When it comes to magnetic incremental linear encoders, sometimes the configurable performance parameters can be a tad obscure.  One of the most puzzling is the feature called “Minimum Edge Separation”.

Just for review, a magnetic incremental linear encoder system consists of a precision-encoded magnetic tape and a precision magnetic reader head.  It is a non-contact device and is an incremental measurement system.  Incremental means the position is given as a series of pulses which must be counted by the controller.  If the count is lost or corrupted for any reason (such as a power-down), the system must be re-zero’d to a known home position before controlled positioning/measuring can resume.

In an incremental encoder, the position output signal is encoded as a quadrature pulse train.  An increment of position resolution is defined as the distance between two adjacent edges of the quadrature pulse train.  For example, the leading edge of Signal A followed by the trailing edge of Signal B equals one increment of resolution.  A unit of resolution is a unit of length, for example 5 micrometers.  Every appearance of a new edge equals another increment, which increases the position count by one.   For example:  5 counts * 5 μm/count = 25 μm of movement.

But, there’s a fly in the ointment.  In addition to a physical displacement or unit of length, the “distance” between edges can also be measured as a unit of time.   The time between edges is variable, depending primarily on the speed of relative motion between the encoder head and the encoded magnetic tape.  In general, the speed of the counter must be fast enough to catch every incoming edge of the pulse train at the highest velocity expected in the application.  If the counter is not faster than the application velocity (taking resolution into account), some pulses could be missed and position errors will occur.

But wait, there’s more!  Even when the encoder is motionless, it’s still possible that the counter could be over-run by edges coming in too fast.  How’s that you say?

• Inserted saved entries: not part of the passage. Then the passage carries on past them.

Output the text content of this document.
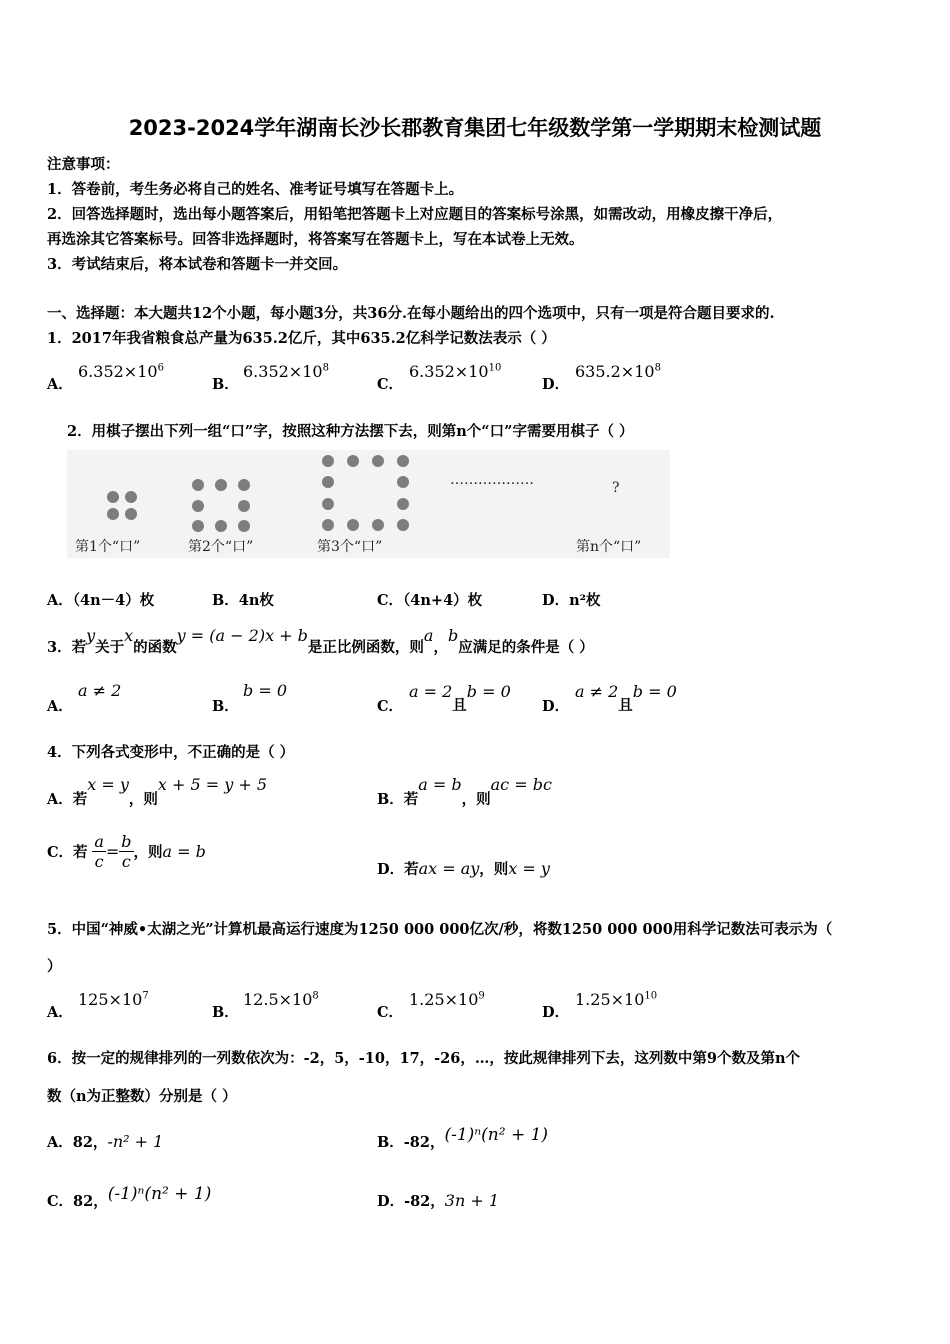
2023-2024学年湖南长沙长郡教育集团七年级数学第一学期期末检测试题
注意事项：
1．答卷前，考生务必将自己的姓名、准考证号填写在答题卡上。
2．回答选择题时，选出每小题答案后，用铅笔把答题卡上对应题目的答案标号涂黑，如需改动，用橡皮擦干净后，
再选涂其它答案标号。回答非选择题时，将答案写在答题卡上，写在本试卷上无效。
3．考试结束后，将本试卷和答题卡一并交回。
一、选择题：本大题共12个小题，每小题3分，共36分.在每小题给出的四个选项中，只有一项是符合题目要求的.
1．2017年我省粮食总产量为635.2亿斤，其中635.2亿科学记数法表示（ ）
A．
$6.352\times 10^6$
B．
$6.352\times 10^8$
C．
$6.352\times 10^{10}$
D．
$635.2\times 10^8$
2．用棋子摆出下列一组“口”字，按照这种方法摆下去，则第n个“口”字需要用棋子（ ）
………………	?
第1个“口”	第2个“口”	第3个“口”	第n个“口”
A．（4n－4）枚	B．4n枚	C．（4n+4）枚	D．n²枚
3．若y关于x的函数y = (a − 2)x + b是正比例函数，则a，b应满足的条件是（ ）
A．
a ≠ 2
B．
b = 0
C．
a = 2且b = 0
D．
a ≠ 2且b = 0
4．下列各式变形中，不正确的是（ ）
A．若x = y，则x + 5 = y + 5
B．若a = b，则ac = bc
C．若 $\frac{a}{c} = \frac{b}{c}$ ，则a = b
D．若ax = ay，则x = y
5．中国“神威•太湖之光”计算机最高运行速度为1250 000 000亿次/秒，将数1250 000 000用科学记数法可表示为（
）
A．
$125\times 10^7$
B．
$12.5\times 10^8$
C．
$1.25\times 10^9$
D．
$1.25\times 10^{10}$
6．按一定的规律排列的一列数依次为：-2，5，-10，17，-26，…，按此规律排列下去，这列数中第9个数及第n个
数（n为正整数）分别是（ ）
A．82，-n² + 1	B．-82，(-1)ⁿ(n² + 1)
C．82，(-1)ⁿ(n² + 1)	D．-82，3n + 1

At its core, a magnetic incremental encoder consists of two precision analog magnetic field sensors that provide the inputs to an internal ASIC that generates the quadrature digital output.  As in all analog circuits, there is always a minute amount of residual electrical noise present in the system.  Even if it is only thermally generated electrical noise…it is still there.  This noise is seen at the analog inputs of the ASIC and is indistinguishable from changes in the analog signal level due to actual physical movement.  So, the ASIC responds to the level changes by outputting a few pulses.  When properly decoded by the counter, these pulses always sum to zero.  For example +1, +1, -1, -1, +1, -1 = 0.

Trouble is, the noise is typically very fast and the resultant output pulses can have very short pulse widths.  The time value from pulse edge to pulse edge can be extremely short.  So short, in fact, that the counter may not catch all of them.  This will show up in the application as an apparent position drift even when the machine is standing perfectly still.

How can we combat this situation, other than installing the world’s fastest and most expensive counter?  That’s where “Minimum Edge Separation” comes into play.  The encoder manufacturer can provide an internal low-pass filter to remove the high frequency noise before it even gets to the ASIC.  This filter needs to be configured so that it passes the frequency of the actual position changes at the maximum application velocity, but blocks any false signals coming from internal noise.   The faster the application, the higher the cut-off frequency of the filter needs to be.

Rather than speak in terms of internal cut-off frequencies, though, it makes more sense to talk about the impact on the actual speed of the quadrature output signal going into the controller.  And that’s how we finally come down to the real meaning of “Minimum Edge Separation.”

Minimum Edge Separation means the smallest possible time between two adjacent edges of the quadrature signal.  It is given as a unit of time.  Typical selections are 0.12 μs through 24 μs.  When specifying a magnetic incremental linear encoder, you want to the select a Minimum Edge Separation value that is slower than the speed of your counter but faster than the highest velocity of your application, when taking resolution into account.